Data

JUNE_NZ requires a number of input files.

The script cli_data.py is provided to create all the required inputs for JUNE_NZ.

cli_data --workdir <Working directory>
         --cfg <Data configuration>
         --scale <Population scale>
         --disease_cfg_dir <Disease configuration directory>
         --policy_cfg_path <Policy configuration path>
         [--exclude_super_areas A1, A2]
         [--use_sa3_as_super_area]

The command options are explained as below:

  • --workdir: Specifies the directory where the generated data will be stored. For example, --workdir /tmp/june_data.

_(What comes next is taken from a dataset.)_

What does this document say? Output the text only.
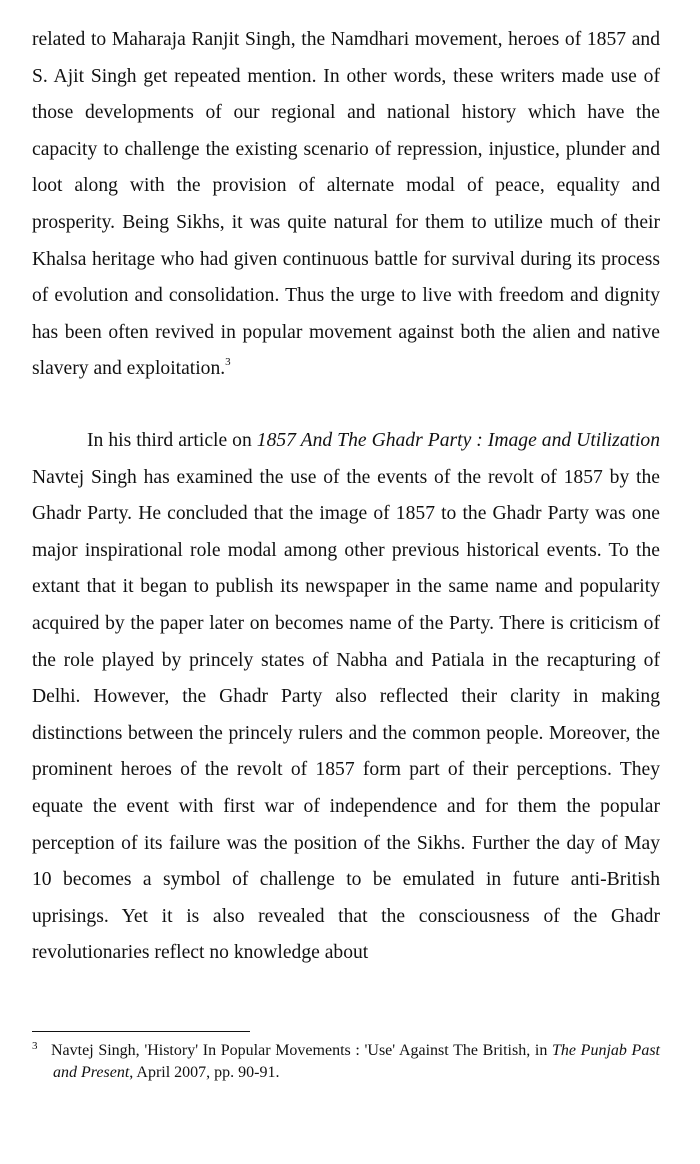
related to Maharaja Ranjit Singh, the Namdhari movement, heroes of 1857 and S. Ajit Singh get repeated mention. In other words, these writers made use of those developments of our regional and national history which have the capacity to challenge the existing scenario of repression, injustice, plunder and loot along with the provision of alternate modal of peace, equality and prosperity. Being Sikhs, it was quite natural for them to utilize much of their Khalsa heritage who had given continuous battle for survival during its process of evolution and consolidation. Thus the urge to live with freedom and dignity has been often revived in popular movement against both the alien and native slavery and exploitation.$^3$

In his third article on 1857 And The Ghadr Party : Image and Utilization Navtej Singh has examined the use of the events of the revolt of 1857 by the Ghadr Party. He concluded that the image of 1857 to the Ghadr Party was one major inspirational role modal among other previous historical events. To the extant that it began to publish its newspaper in the same name and popularity acquired by the paper later on becomes name of the Party. There is criticism of the role played by princely states of Nabha and Patiala in the recapturing of Delhi. However, the Ghadr Party also reflected their clarity in making distinctions between the princely rulers and the common people. Moreover, the prominent heroes of the revolt of 1857 form part of their perceptions. They equate the event with first war of independence and for them the popular perception of its failure was the position of the Sikhs. Further the day of May 10 becomes a symbol of challenge to be emulated in future anti-British uprisings. Yet it is also revealed that the consciousness of the Ghadr revolutionaries reflect no knowledge about

3 Navtej Singh, 'History' In Popular Movements : 'Use' Against The British, in The Punjab Past and Present, April 2007, pp. 90-91.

  • --cfg: Sets the configuration for retrieving the source data. For example, --cfg etc/june_data.yml.

  • --scale: Determines the percentage of the population to be used. For instance, a value of 0.1 means only 10% of the population will be utilized. For example, --scale 0.1

  • --exclude_super_areas: Allows excluding specific super areas from the model. For example, --exclude_super_areas A1 A2.

  • --disease_cfg_dir: Disease configuration directory. For example, --disease_cfg_dir etc/cfg/disease/covid-19.

  • --policy_cfg_path: Policy file. For example, --policy_cfg_path etc/cfg/policy/policy1.yaml.

  • --simulation_cfg_path: Simulation file. For example, --simulation_cfg_path etc/cfg/simulation/simulation_cfg.yml.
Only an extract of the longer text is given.